The SB Nation baseball writers got together and submitted picks for a mock Hall of Fame ballot because we’re so damned wise and statistically savvy, what with us on the Inter-net and all. At least, that was the goal when we decided to pick our own MVPs, and then we realized that in our little Algonquin Roundtable were sleeper cells who did things like vote for Todd Helton and Juan Pierre. So now we do this sort of thing because it’s fun. Leave your wise and statistically savvy at the coat check, apparently.
What my Hall of Fame ballot would look like if I had a vote:
You can make the argument that Blyleven was a superior pitcher to Nolan Ryan. It’s crazy that a pitcher who won 287 games, who finished in the top-ten in his league’s ERA ten times, and who is 5th on the all-time strikeout list is being overlooked by a bunch of goalpost-moving weenies. "Nope, nope, nope. Blyleven didn’t lead his franchise in complete game wins in leap years. A Hall-of-Famer does that sort of thing." Every argument you hear against Blyleven can be translated thusly: "He didn’t pitch in New York for a large chunk of his career. Sorry. He’s no Catfish Hunter."

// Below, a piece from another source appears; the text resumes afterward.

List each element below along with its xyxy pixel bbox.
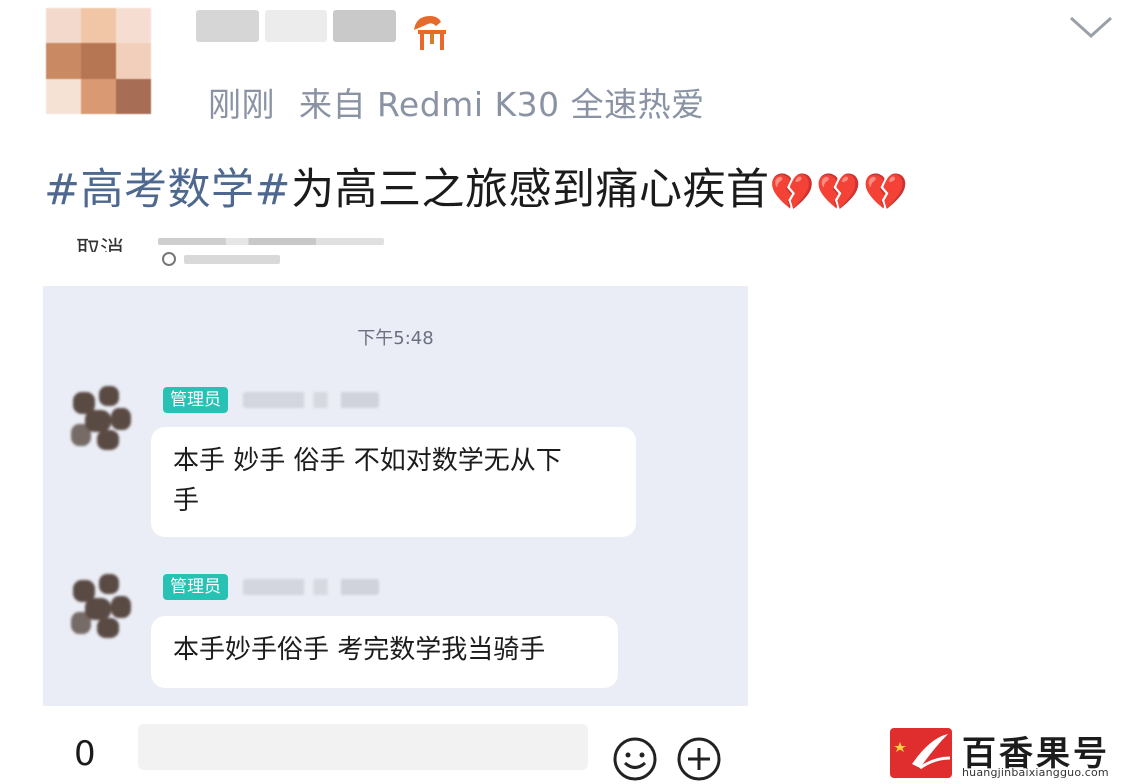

Barry Larkin and Alan Trammell were two of the best offensive shortstops of their respective eras, and they just happened to play before the Nomar/Jeter/A-Rod, so they don’t get the respect they deserve. Larkin was a tough call because he was hurt so danged much, but he was clearly the best shortstop in the NL for almost a decade. Here’s a list of Hall-of-Fame shortstops; they would both fit in wih that group quite well.

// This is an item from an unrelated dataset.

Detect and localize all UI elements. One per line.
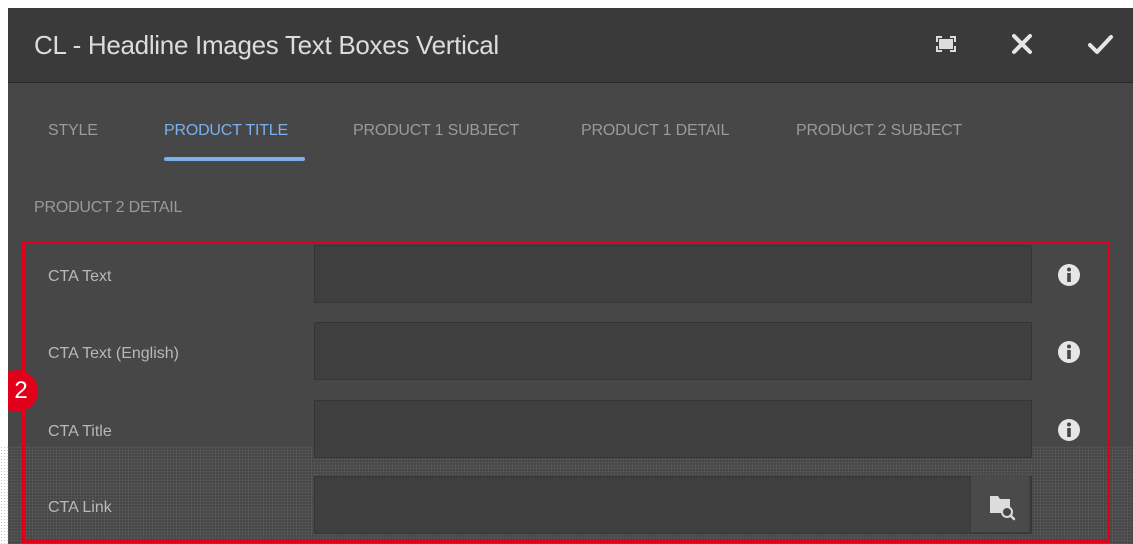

Tim Raines is better than you remember. Yes, you. Look it up. Even if you’re already on the Raines-in-the-Hall committee, it’s worth it to revisit his career stats. For gits and shiggles, compare them to Lou Brock’s. I don’t know who the soccer-loving communists are who are keeping Raines out, but they should probably lose their jobs and/or homes in a McCarthyesque purge. It’s only fair.
It used to be that there were two kinds of voters: people who thought that McGwire should get in despite his probable drug use, and those who thought that steroids eliminated him from consideration. It’s a debate for another time, but at least I can appreciate the argument. The new rage, though, are nutbars who are trying to convince themselves that McGwire, steroids aside, wasn’t a Hall-of-Famer in the first place. That’s something I just can’t understand on any level.

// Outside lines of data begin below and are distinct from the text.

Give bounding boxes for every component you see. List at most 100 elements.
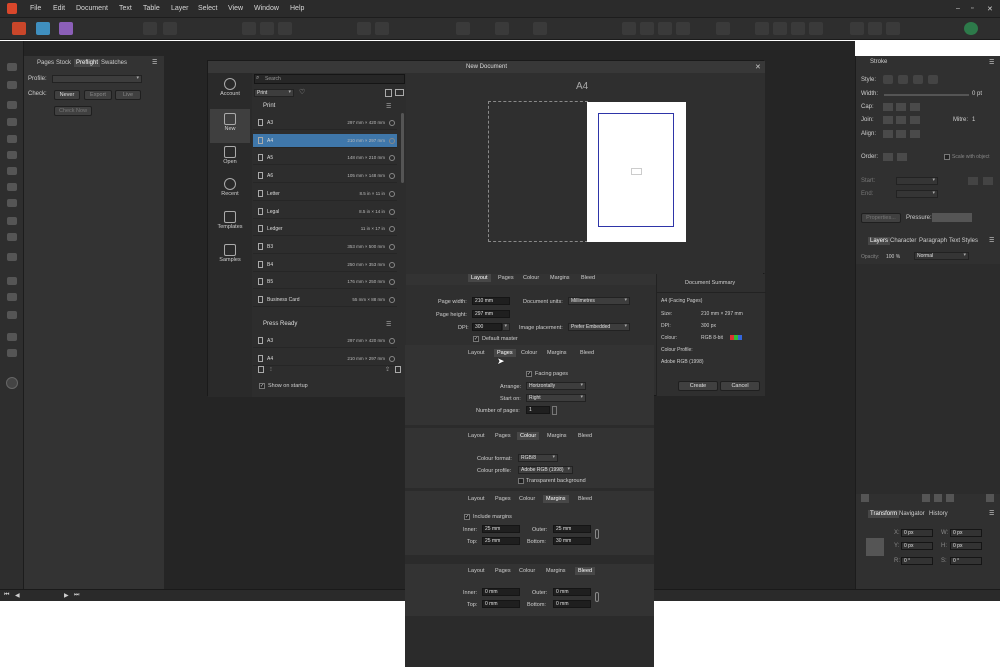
- menu-table[interactable]: Table: [143, 5, 160, 12]
- export-preset-icon[interactable]: ⇪: [385, 366, 390, 373]
- toolbar-button[interactable]: [850, 22, 864, 35]
- tab-bleed[interactable]: Bleed: [578, 496, 592, 502]
- favorite-filter-icon[interactable]: ♡: [299, 88, 305, 96]
- toolbar-button[interactable]: [143, 22, 157, 35]
- tab-margins[interactable]: Margins: [550, 275, 570, 281]
- join-bevel-icon[interactable]: [910, 116, 920, 124]
- preset-row[interactable]: Business Card 55 mm × 88 mm: [253, 293, 397, 307]
- opacity-value[interactable]: 100 %: [886, 254, 900, 260]
- tab-margins[interactable]: Margins: [546, 568, 566, 574]
- toolbar-button[interactable]: [278, 22, 292, 35]
- profile-select[interactable]: [52, 75, 142, 83]
- bleed-outer-field[interactable]: 0 mm: [553, 588, 591, 596]
- favorite-heart-icon[interactable]: [389, 261, 395, 268]
- sidebar-item-recent[interactable]: Recent: [210, 177, 250, 207]
- toolbar-button[interactable]: [163, 22, 177, 35]
- panel-menu-icon[interactable]: ☰: [152, 59, 157, 66]
- order-behind-icon[interactable]: [883, 153, 893, 161]
- toolbar-button[interactable]: [456, 22, 470, 35]
- table-tool-icon[interactable]: [7, 135, 17, 143]
- group-header-print[interactable]: Print: [253, 103, 397, 114]
- facing-pages-checkbox[interactable]: ✓: [526, 371, 532, 377]
- create-button[interactable]: Create: [678, 381, 718, 391]
- favorite-heart-icon[interactable]: [389, 226, 395, 233]
- margin-bottom-field[interactable]: 30 mm: [553, 537, 591, 545]
- blend-mode-select[interactable]: Normal: [914, 252, 969, 260]
- image-placement-select[interactable]: Prefer Embedded: [568, 323, 630, 331]
- tab-layout[interactable]: Layout: [468, 433, 485, 439]
- sidebar-item-samples[interactable]: Samples: [210, 243, 250, 273]
- layer-action-icon[interactable]: [934, 494, 942, 502]
- anchor-point-icon[interactable]: [866, 538, 884, 556]
- margin-top-field[interactable]: 25 mm: [482, 537, 520, 545]
- group-header-press-ready[interactable]: Press Ready: [253, 321, 397, 332]
- pen-tool-icon[interactable]: [7, 151, 17, 159]
- start-arrow-select[interactable]: [896, 177, 938, 185]
- layers-list[interactable]: [856, 264, 1000, 494]
- toolbar-button[interactable]: [533, 22, 547, 35]
- check-now-button[interactable]: Check Now: [54, 106, 92, 116]
- toolbar-button[interactable]: [375, 22, 389, 35]
- hand-tool-icon[interactable]: [7, 333, 17, 341]
- stroke-dashed-icon[interactable]: [913, 75, 923, 84]
- end-arrow-select[interactable]: [896, 190, 938, 198]
- first-page-icon[interactable]: ⏮: [4, 592, 9, 599]
- group-options-icon[interactable]: ☰: [386, 321, 391, 328]
- tab-layout[interactable]: Layout: [468, 350, 485, 356]
- preset-row[interactable]: A5 148 mm × 210 mm: [253, 151, 397, 166]
- tab-pages[interactable]: Pages: [498, 275, 514, 281]
- frame-text-tool-icon[interactable]: [7, 101, 17, 109]
- prev-page-icon[interactable]: ◀: [15, 592, 20, 599]
- join-round-icon[interactable]: [896, 116, 906, 124]
- dpi-field[interactable]: 300: [472, 323, 502, 331]
- color-picker-tool-icon[interactable]: [7, 311, 17, 319]
- join-miter-icon[interactable]: [883, 116, 893, 124]
- tab-colour[interactable]: Colour: [517, 432, 540, 440]
- minimize-icon[interactable]: –: [956, 5, 960, 12]
- panel-menu-icon[interactable]: ☰: [989, 237, 994, 244]
- bleed-inner-field[interactable]: 0 mm: [482, 588, 520, 596]
- tab-navigator[interactable]: Navigator: [899, 511, 925, 517]
- menu-file[interactable]: File: [30, 5, 41, 12]
- favorite-heart-icon[interactable]: [389, 190, 395, 197]
- toolbar-button[interactable]: [868, 22, 882, 35]
- tab-character[interactable]: Character: [890, 238, 916, 244]
- stroke-none-icon[interactable]: [883, 75, 893, 84]
- tab-colour[interactable]: Colour: [519, 568, 535, 574]
- publisher-persona-icon[interactable]: [12, 22, 26, 35]
- sidebar-item-new[interactable]: New: [210, 109, 250, 143]
- fill-tool-icon[interactable]: [7, 277, 17, 285]
- rectangle-tool-icon[interactable]: [7, 183, 17, 191]
- tab-swatches[interactable]: Swatches: [101, 60, 127, 66]
- panel-menu-icon[interactable]: ☰: [989, 59, 994, 66]
- tab-margins[interactable]: Margins: [547, 350, 567, 356]
- tab-layout[interactable]: Layout: [468, 496, 485, 502]
- start-on-select[interactable]: Right: [526, 394, 586, 402]
- page-width-field[interactable]: 210 mm: [472, 297, 510, 305]
- tab-stock[interactable]: Stock: [56, 60, 71, 66]
- sidebar-item-templates[interactable]: Templates: [210, 210, 250, 240]
- tab-bleed[interactable]: Bleed: [581, 275, 595, 281]
- maximize-icon[interactable]: ▫: [971, 5, 973, 12]
- favorite-heart-icon[interactable]: [389, 338, 395, 344]
- margin-inner-field[interactable]: 25 mm: [482, 525, 520, 533]
- cap-butt-icon[interactable]: [883, 103, 893, 111]
- dpi-select[interactable]: [502, 323, 510, 331]
- document-units-select[interactable]: Millimetres: [568, 297, 630, 305]
- layer-action-icon[interactable]: [922, 494, 930, 502]
- color-wheel-icon[interactable]: [6, 377, 18, 389]
- toolbar-button[interactable]: [658, 22, 672, 35]
- layer-action-icon[interactable]: [946, 494, 954, 502]
- s-field[interactable]: 0 °: [950, 557, 982, 565]
- arrow-swap-icon[interactable]: [983, 177, 993, 185]
- preset-row[interactable]: A3 297 mm × 420 mm: [253, 116, 397, 130]
- menu-help[interactable]: Help: [290, 5, 304, 12]
- preset-row[interactable]: B5 176 mm × 250 mm: [253, 275, 397, 290]
- menu-select[interactable]: Select: [198, 5, 217, 12]
- r-field[interactable]: 0 °: [901, 557, 933, 565]
- favorite-heart-icon[interactable]: [389, 120, 395, 126]
- margin-outer-field[interactable]: 25 mm: [553, 525, 591, 533]
- number-of-pages-field[interactable]: 1: [526, 406, 550, 414]
- colour-profile-select[interactable]: Adobe RGB (1998): [518, 466, 573, 474]
- designer-persona-icon[interactable]: [59, 22, 73, 35]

Finally, baseball’s rules allow for a "designated hitter" in the American League. Edgar Martinez was the best who ever played the game. Now, I don’t like the DH, but it’s there, and Martinez was one of the best hitters in his league every single freaking year. Keeping him out just because he’s a DH would be like the NFL keeping kickers out of the Hall of Fame because they’re so wee and non-tackly. And people who are keeping him out for reasons other than being a DH are just weirdos.